# Smart Resume Parser using Hugging Face Transformers
## Unit-1 NLP Mini-Project

**Chethan S** <br>
**PES2UG23CS150** <br>
**6th Semester C section**

**Objective:** Implement a resume parsing system using Hugging Face pipelines to:
- Extract named entities (NER)
- Generate text summarization
- Perform zero-shot classification for skill domains

**Models Used:**
- BERT-based NER model
- `sshleifer/distilbart-cnn-12-6` for summarization
- `facebook/bart-large-mnli` for zero-shot classification

## 1. Install and Import Required Libraries
We'll install the transformers library and import the necessary modules for our resume parser.

In [2]:
# Import required libraries
from transformers import pipeline
import warnings
warnings.filterwarnings('ignore')


## 2. Define Resume Text
We are just defining a simple resume for our project

In [3]:
# Sample resume text for processing
resume_text = """
Sarah Johnson
Machine Learning Engineer
Email: sarah.johnson@email.com | Phone: (555) 123-4567
Location: San Francisco, California

PROFESSIONAL SUMMARY
Experienced Machine Learning Engineer with 5+ years of expertise in developing AI-powered solutions. 
Skilled in Python programming, deep learning frameworks like TensorFlow and PyTorch, and cloud platforms 
including AWS and Azure.

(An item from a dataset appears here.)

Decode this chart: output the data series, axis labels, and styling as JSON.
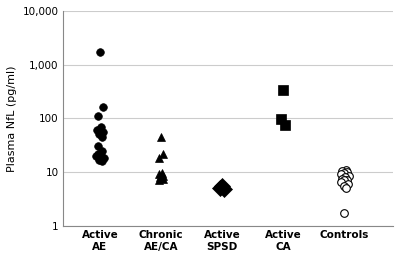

Proven track record in implementing natural language processing models and 
computer vision applications for enterprise clients.

TECHNICAL SKILLS
• Programming Languages: Python, JavaScript, SQL, R
• Machine Learning: TensorFlow, PyTorch, Scikit-learn, Keras
• Web Development: React, Node.js, Flask, Django
• Cloud Platforms: AWS, Azure, Google Cloud Platform
• Cybersecurity: Penetration testing, Security auditing, Vulnerability assessment
• Artificial Intelligence: Natural Language Processing, Computer Vision, Neural Networks
• Databases: PostgreSQL, MongoDB, MySQL

WORK EXPERIENCE
Senior ML Engineer at TechCorp Inc., San Francisco (2021-Present)
- Developed and deployed machine learning models for fraud detection achieving 94% accuracy
- Built recommendation systems using collaborative filtering and deep learning techniques
- Led a team of 4 data scientists in implementing MLOps pipelines on AWS

Data Scientist at DataSolutions LLC, California (2019-2021)
- Created predictive analytics models for customer behavior analysis
- Implemented web scraping solutions and API integrations using Python
- Designed secure data processing pipelines with encryption and access controls

EDUCATION
Master of Science in Computer Science - Stanford University (2019)
Bachelor of Engineering in Software Engineering - University of California, Berkeley (2017)

CERTIFICATIONS
- AWS Certified Machine Learning Specialty
- Google Cloud Professional ML Engineer
- Certified Ethical Hacker (CEH)
"""

print("Resume text loaded successfully!")
print(f"Text length: {len(resume_text)} characters")
print("Ready for NLP processing...")

Resume text loaded successfully!
Text length: 1881 characters
Ready for NLP processing...


## 3. Setup NER Pipeline
We are using BERT-based NER model to identify and extract entities like names, organizations, and locations from the resume.

In [4]:
# Initialize NER pipeline with BERT-based model
print("Loading NER pipeline...")
ner_pipeline = pipeline("ner", aggregation_strategy="simple")
print(" NER pipeline loaded successfully!")
print("Model ready for entity extraction")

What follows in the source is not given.